Selanjutnya, angka penjualan ritel Oktober menunjukkan konsumen meningkatkan pengeluaran ditunjukan dengan penjualan naik 1,7% melampaui ekspektasi pasar untuk kenaikan 1,4%. Angka itu jauh di atas peningkatan 0,8% pada bulan September.

Laporan tersebut menunjukkan penguatan yang luas dalam sejumlah kategori, mulai dari mobil hingga sporting goods. Penjualan online melambung 10,2% dari tahun lalu. Naiknya penjualan ritel kemungkinan disebabkan rakyat Amerika memulai belanja liburan lebih awal untuk menghindari rak yang kosong di tengah kekurangan sejumlah barang karena pandemi menekan rantai pasokan.

Baca Juga: Kode broker bakal dihapus, ini kata investor kawakan pasar modal

Kenaikan itu terjadi bahkan ketika indeks harga konsumen melonjak 6,2%yoy pada bulan lalu, inflasi yang tidak terlihat sejak 1990-an. Penjualan ritel Amerika naik lebih baik dari ekspektasi pada Oktober, memberi dorongan ekonomi yang kuat di kuartal keempat dan meningkatkan kemungkinan pengetatan kebijakan moneter.
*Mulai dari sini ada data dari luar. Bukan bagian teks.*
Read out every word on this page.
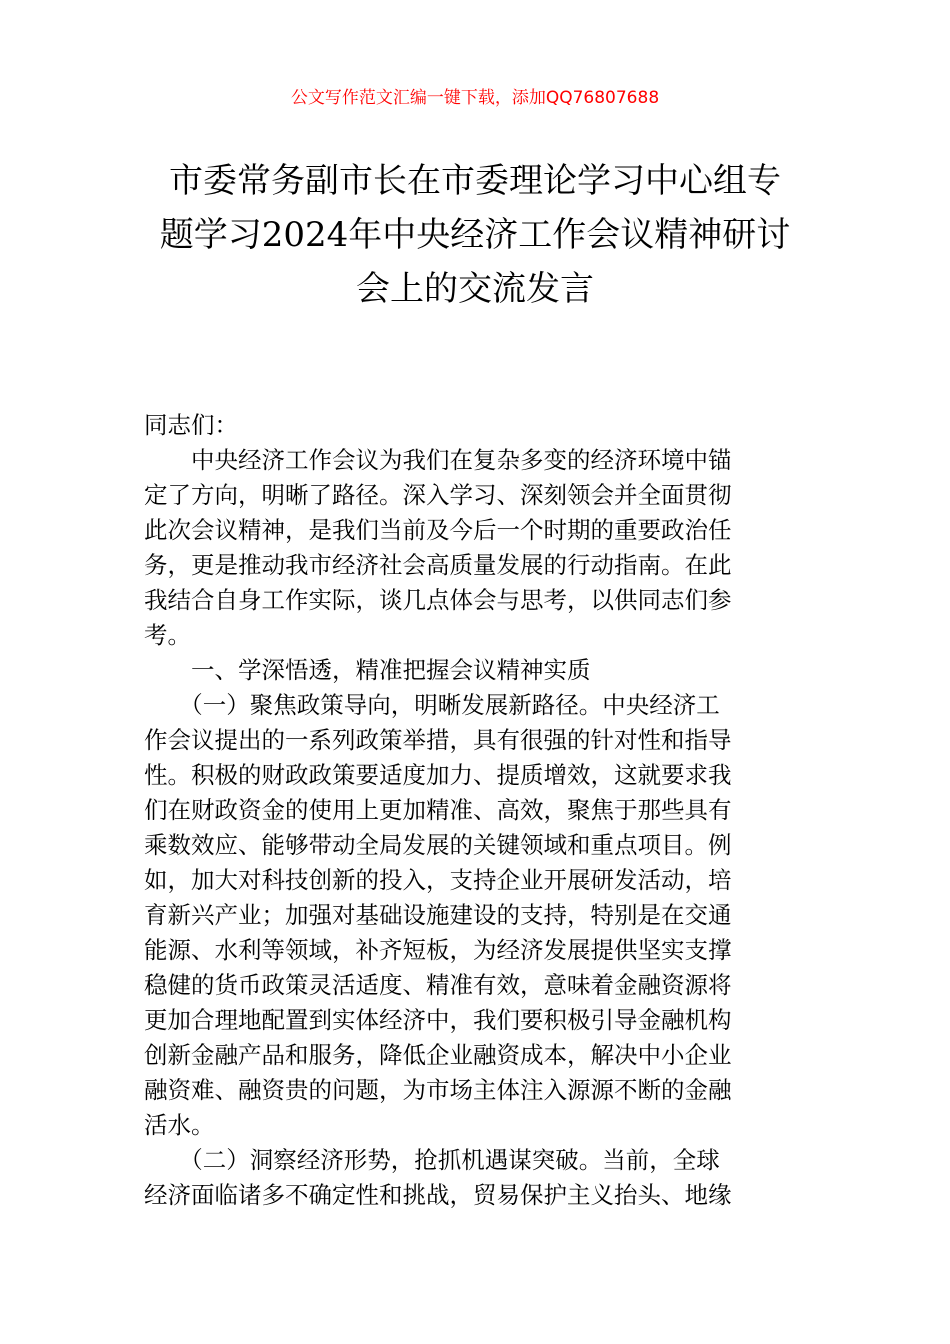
公文写作范文汇编一键下载，添加QQ76807688
市委常务副市长在市委理论学习中心组专
题学习2024年中央经济工作会议精神研讨
会上的交流发言
同志们：
　　中央经济工作会议为我们在复杂多变的经济环境中锚
定了方向，明晰了路径。深入学习、深刻领会并全面贯彻
此次会议精神，是我们当前及今后一个时期的重要政治任
务，更是推动我市经济社会高质量发展的行动指南。在此
我结合自身工作实际，谈几点体会与思考，以供同志们参
考。
　　一、学深悟透，精准把握会议精神实质
　　（一）聚焦政策导向，明晰发展新路径。中央经济工
作会议提出的一系列政策举措，具有很强的针对性和指导
性。积极的财政政策要适度加力、提质增效，这就要求我
们在财政资金的使用上更加精准、高效，聚焦于那些具有
乘数效应、能够带动全局发展的关键领域和重点项目。例
如，加大对科技创新的投入，支持企业开展研发活动，培
育新兴产业；加强对基础设施建设的支持，特别是在交通
能源、水利等领域，补齐短板，为经济发展提供坚实支撑
稳健的货币政策灵活适度、精准有效，意味着金融资源将
更加合理地配置到实体经济中，我们要积极引导金融机构
创新金融产品和服务，降低企业融资成本，解决中小企业
融资难、融资贵的问题，为市场主体注入源源不断的金融
活水。
　　（二）洞察经济形势，抢抓机遇谋突破。当前，全球
经济面临诸多不确定性和挑战，贸易保护主义抬头、地缘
Masih dari global, investor khawatir ketika sejumlah negara Eropa memberlakukan lockdown untuk mengatasi gelombang terbaru infeksi virus Covid 19. Penyebaran cepat virus Covid 19 di Eropa disertai beberapa negara tercatat mengalami kenaikan kasus tertinggi harian.
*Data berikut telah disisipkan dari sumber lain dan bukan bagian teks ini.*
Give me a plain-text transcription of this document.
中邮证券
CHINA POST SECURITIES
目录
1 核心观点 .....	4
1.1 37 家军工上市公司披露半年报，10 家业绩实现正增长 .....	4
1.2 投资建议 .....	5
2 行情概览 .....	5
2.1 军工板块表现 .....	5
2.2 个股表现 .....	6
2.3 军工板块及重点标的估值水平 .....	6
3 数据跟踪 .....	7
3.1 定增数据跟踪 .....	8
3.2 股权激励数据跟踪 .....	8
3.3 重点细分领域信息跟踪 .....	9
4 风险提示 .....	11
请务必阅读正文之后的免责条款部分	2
Pelaku pasar khawatir bahwa Eropa tampaknya berada di ambang gelombang keempat infeksi Covid-19. Ini membuat Bank Sentral Eropa (ECB) diprediksi tidak akan terburu-buru menaikkan suku bunga di tengah kenaikan inflasi di sejumlah negara Eropa tersebut.

Dari dalam negeri, Bank Indonesia (BI) mencatat Neraca Pembayaran Indonesia (NPI) pada triwulan III 2021 surplus US$ 10,7 miliar setelah mengalami defisit US$ 0,4 miliar pada triwulan sebelumnya.
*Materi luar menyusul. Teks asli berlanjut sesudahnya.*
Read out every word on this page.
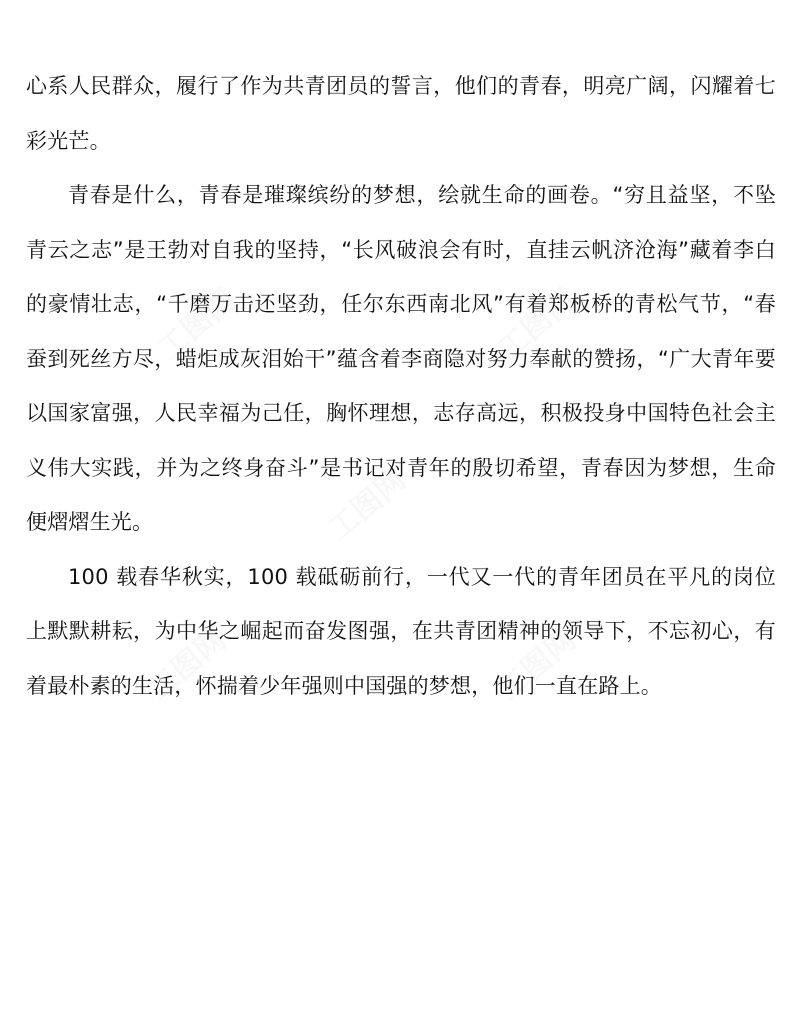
工图网	工图网
工图网
工图网	工图网

心系人民群众，履行了作为共青团员的誓言，他们的青春，明亮广阔，闪耀着七彩光芒。

青春是什么，青春是璀璨缤纷的梦想，绘就生命的画卷。“穷且益坚，不坠青云之志”是王勃对自我的坚持，“长风破浪会有时，直挂云帆济沧海”藏着李白的豪情壮志，“千磨万击还坚劲，任尔东西南北风”有着郑板桥的青松气节，“春蚕到死丝方尽，蜡炬成灰泪始干”蕴含着李商隐对努力奉献的赞扬，“广大青年要以国家富强，人民幸福为己任，胸怀理想，志存高远，积极投身中国特色社会主义伟大实践，并为之终身奋斗”是书记对青年的殷切希望，青春因为梦想，生命便熠熠生光。

100 载春华秋实，100 载砥砺前行，一代又一代的青年团员在平凡的岗位上默默耕耘，为中华之崛起而奋发图强，在共青团精神的领导下，不忘初心，有着最朴素的生活，怀揣着少年强则中国强的梦想，他们一直在路上。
Surplus NPI tersebut ditopang oleh transaksi berjalan yang mencatat surplus serta surplus transaksi modal dan finansial yang makin meningkat. Posisi cadangan devisa pada akhir September 2021 mencapai US$146,9 miliar atau lebih tinggi dibandingkan USD137,1 miliar pada akhir Juni 2021.

Baca Juga: Wamenkeu yakin ekonomi Indonesia bisa tumbuh 4% pada tahun ini, berikut pendorongnya

Menurut Hans, surplus pada Neraca Pembayaran Indonesia berhasil mengangkat IHSG ke level tertinggi yang pernah ada. IHSG juga naik ditopang kenaikan sejumlah komoditas.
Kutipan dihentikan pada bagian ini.